Plaintiff's final claim against Defendant is for negligent training, retention, and supervision, and Defendant's arguments as to this claim can be easily resolved. Defendant sets forth two arguments as to why summary judgment in its favor is warranted on this claim: (1) the claim is preempted by Title VII to the extent it arises from Defendant's failure to prevent and address the sexual harassment that Plaintiff allegedly experienced; and, (2) Plaintiff has not presented facts to support a negligence claim on any other basis.

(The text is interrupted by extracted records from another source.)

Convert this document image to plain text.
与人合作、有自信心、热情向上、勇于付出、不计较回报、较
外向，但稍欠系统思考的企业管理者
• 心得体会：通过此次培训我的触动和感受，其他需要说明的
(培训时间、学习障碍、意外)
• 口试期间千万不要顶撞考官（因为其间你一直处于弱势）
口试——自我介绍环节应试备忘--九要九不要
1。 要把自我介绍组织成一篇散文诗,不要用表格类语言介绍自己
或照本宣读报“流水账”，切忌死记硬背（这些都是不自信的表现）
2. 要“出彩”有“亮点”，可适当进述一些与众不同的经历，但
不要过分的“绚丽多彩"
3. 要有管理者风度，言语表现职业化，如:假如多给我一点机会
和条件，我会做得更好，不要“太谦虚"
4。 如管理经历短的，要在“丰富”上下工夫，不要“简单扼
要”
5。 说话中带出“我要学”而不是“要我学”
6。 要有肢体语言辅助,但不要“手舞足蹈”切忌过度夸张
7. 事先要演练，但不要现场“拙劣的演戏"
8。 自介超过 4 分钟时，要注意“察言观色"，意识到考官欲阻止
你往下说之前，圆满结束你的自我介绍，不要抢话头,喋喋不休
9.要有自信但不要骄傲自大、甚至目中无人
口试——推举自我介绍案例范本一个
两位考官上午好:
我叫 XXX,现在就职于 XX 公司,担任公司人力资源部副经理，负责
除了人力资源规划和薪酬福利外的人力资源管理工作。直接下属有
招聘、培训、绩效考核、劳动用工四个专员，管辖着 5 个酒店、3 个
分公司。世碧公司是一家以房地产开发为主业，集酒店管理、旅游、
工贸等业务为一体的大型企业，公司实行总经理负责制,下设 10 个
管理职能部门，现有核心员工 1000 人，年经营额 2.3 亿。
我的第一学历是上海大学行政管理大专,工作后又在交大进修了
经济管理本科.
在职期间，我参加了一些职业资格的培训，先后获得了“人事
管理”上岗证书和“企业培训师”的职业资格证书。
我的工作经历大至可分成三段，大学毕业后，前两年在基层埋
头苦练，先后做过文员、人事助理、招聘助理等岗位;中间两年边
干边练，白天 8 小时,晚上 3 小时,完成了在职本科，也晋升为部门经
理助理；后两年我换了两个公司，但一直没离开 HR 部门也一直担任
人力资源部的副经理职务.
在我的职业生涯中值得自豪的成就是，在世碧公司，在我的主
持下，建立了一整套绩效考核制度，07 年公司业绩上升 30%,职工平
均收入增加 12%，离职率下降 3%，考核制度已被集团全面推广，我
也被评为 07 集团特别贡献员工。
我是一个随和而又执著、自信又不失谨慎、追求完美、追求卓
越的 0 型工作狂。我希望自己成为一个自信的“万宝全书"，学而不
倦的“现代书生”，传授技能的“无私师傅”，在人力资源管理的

In her complaint, Plaintiff expressly bases the claim for negligent training, retention, and supervision solely on Defendant's purported failure "to effectively train all employees to report instances of sexual harassment . . . in the workplace," "to take action to affirmatively discover the occurrence of sexual harassment in the workplace," and "to take corrective action against Stevenson to reasonabl[y] assure that he did not sexually harass other employees again." (ECF No. 1 ¶ 50). It is well-established that Title VII preempts negligent training, retention, and supervision claims when they arise from allegations of sexual harassment. See Perry, 198 F.Supp.2d at 707-08 ("The rationale for this preemption is that [Title VII is] meant to provide remedial measures for violations of the public policy condemning sexual harassment."); Crosten v. Kamauf, 932 F.Supp. 676, 684 (D.Md. 1996) ("If [the negligence counts] do no more than attempt to impose liability on [the defendant] for its alleged failure to conform to the dictates of Title VII in its efforts to prevent sexual harassment, or to properly respond to a report of sexual harassment, [those counts] merely restate the claim brought under Title VII."). Because Plaintiff bases this negligence claim solely on Defendant's failure to prevent Stevenson's harassing conduct and to respond adequately thereto, it is preempted by Title VII and cannot proceed. Summary judgment will be granted in Defendant's favor on this count.
For the foregoing reasons, Defendant's motion for summary judgment will be granted in part and denied in part. A separate Order will follow.